Francuzi są jednak znacznie ciekawsi Polski. Mnie to już nie boli. Wolę ich niewiedzę i ciekawość niż przekonanie, że jesteśmy bandą pijaków i złodziei. Sama często opowiadam o Polsce znajomy, czy mojej szefowej. Serwuję też polskie dania, które wszystkim bardzo smakują 😉
Gdy jeszcze mieszkałam w Gruzji, Gruzini byli zachwycenie, gdy słyszeli, że jestem z Polski. Opowiadali jakimi to jesteśmy przyjaciółmi i że Kaczyński dobrym człowiekiem był i Putin go zamordował, za to że Kaczyński w 2008 przyleciał do Gruzji i stanął po stronie Saakashvilego. Byłam pod wrażeniem, że tak interesują się naszym krajem, pytają o wiele rzeczy. Entuzjazm zmalał przy przekroczeniu granicy z Armenią. Oni co prawda wiedzieli coś o naszym kraju, ale w ogóle nie byli zainteresowani. Za to pytali moją francuską przyjaciółkę o jej kraj. Ormianie mają tam dużą diasporę. Za tym przy dalszych podróżach do Azji: Chiny i Tajlandia zaczęło być podobnie do Ciebie:
ktoś: Where are you from?
ja: Poland
ktoś: aaaaa (opadający rozczarowany ton)
ewentualnie druga sytuacja:
ktoś: Where are you from?
ja: Poland
ktoś: Holland? I love Amsterdam!
ja: no, Poland, Polonia, Poloneti
ktoś: aaaaa (opadający rozczarowany ton)
Lolani ludzie nie pytają o szczegóły, o kulturę, o położenie, o jedzenie. Inni podróżnicy wspominają o Krakowie, alkoholu i pierogach. Czasem o jakimś znajomym z Polski.
Oczywiście, że jest mi przykro. Większość moich kompanów podróży to obcokrajowcy i oni częściej spotykają się z zainteresowaniem i dłuższa rozmową.

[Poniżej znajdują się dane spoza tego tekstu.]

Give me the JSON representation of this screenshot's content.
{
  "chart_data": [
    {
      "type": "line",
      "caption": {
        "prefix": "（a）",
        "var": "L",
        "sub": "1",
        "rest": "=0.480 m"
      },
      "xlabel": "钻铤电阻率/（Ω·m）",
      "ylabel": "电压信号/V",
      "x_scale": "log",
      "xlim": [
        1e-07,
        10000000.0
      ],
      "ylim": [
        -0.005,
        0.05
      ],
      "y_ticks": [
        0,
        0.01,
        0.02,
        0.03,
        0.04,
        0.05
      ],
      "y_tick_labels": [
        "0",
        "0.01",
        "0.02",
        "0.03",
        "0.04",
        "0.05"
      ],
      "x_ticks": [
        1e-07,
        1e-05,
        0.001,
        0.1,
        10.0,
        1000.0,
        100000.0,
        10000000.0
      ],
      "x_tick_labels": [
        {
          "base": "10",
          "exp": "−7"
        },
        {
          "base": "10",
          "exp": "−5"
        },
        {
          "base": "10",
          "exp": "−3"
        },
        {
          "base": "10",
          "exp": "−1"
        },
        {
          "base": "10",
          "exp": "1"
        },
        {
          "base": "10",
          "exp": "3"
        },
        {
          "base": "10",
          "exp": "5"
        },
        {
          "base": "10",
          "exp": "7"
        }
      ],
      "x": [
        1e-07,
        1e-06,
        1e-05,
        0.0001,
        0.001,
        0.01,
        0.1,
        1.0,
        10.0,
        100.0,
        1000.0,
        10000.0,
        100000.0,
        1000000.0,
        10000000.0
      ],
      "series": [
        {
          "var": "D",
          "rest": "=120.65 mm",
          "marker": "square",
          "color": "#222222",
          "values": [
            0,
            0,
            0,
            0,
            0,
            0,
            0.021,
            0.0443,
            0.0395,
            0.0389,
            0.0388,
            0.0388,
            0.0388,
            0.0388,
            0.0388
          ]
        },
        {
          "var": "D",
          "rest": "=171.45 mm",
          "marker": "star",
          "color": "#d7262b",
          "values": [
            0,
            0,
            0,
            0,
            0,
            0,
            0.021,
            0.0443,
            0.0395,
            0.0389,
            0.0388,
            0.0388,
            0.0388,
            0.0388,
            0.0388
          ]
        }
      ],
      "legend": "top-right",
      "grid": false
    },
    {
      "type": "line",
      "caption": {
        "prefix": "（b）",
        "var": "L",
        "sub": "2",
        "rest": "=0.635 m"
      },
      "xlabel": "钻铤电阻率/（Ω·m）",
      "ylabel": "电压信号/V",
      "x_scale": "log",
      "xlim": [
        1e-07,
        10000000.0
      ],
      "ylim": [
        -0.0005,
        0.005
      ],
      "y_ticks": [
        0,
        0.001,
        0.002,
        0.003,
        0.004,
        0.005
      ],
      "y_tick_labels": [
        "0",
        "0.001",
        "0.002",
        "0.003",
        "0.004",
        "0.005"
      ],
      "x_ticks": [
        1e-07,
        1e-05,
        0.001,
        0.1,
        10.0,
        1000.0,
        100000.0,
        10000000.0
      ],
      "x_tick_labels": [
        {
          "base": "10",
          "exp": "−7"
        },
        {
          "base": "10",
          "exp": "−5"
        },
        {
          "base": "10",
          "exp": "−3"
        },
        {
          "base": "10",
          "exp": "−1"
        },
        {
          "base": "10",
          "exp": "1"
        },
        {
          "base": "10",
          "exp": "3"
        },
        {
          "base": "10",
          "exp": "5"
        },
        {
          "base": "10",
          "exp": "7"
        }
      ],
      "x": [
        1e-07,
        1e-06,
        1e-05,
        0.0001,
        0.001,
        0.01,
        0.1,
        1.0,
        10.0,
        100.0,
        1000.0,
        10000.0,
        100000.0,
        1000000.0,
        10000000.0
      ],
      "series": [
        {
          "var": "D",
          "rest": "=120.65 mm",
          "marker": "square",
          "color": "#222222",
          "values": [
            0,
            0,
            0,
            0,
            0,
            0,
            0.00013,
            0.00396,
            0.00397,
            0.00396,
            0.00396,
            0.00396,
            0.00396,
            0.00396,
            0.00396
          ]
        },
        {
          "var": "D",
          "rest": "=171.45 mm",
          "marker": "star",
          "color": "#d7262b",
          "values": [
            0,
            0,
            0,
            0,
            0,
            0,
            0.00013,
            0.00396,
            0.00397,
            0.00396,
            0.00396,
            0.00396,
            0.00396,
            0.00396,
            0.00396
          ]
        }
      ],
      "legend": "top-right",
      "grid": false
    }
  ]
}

Ale tak jak piszesz niewielu Polaków wie coś o Malezji. Gdy w 2011 wyprowadzałam się do Gruzji, znajomi pytali czy będę musiała chodzić w burce, czy mają internet i bieżącą wodę. Teraz Gruzja jest jednym z najpopularniejszych kierunków podróży. Świat się otwiera, ludzie więcej czytają w internetach. Jest również szansa, że gdy jakiś Polak spotka Malezyjczyka w podróży usłyszy od niego:”U nas w Malezji jest taka Polka Zuza, ona mi tyle opowiedziała o tym kraju i jadłem u niej ruskie pierogi (z chilli :P) i zdecydowałem, że musze pojechać do Polski”.
Lepsze czasy nadejdą 😉
U mnie dokladnie tak samo. Ok, nice. Spotkalam killa osob, ktore cos wiedzialy.
Ale to dziala tak samo w obie strony, jak mowilam Tajlandia to ‚burdele’, jak Wietnam to ‚wojna’. I tyle. Obie strony nie wiedza.
Dlatego sie ciesze, ze wyjechalam, ze wiem duzo wiecej o azjatyckich krajach. Ze znajomi stad dowiedzieli sie o Europie.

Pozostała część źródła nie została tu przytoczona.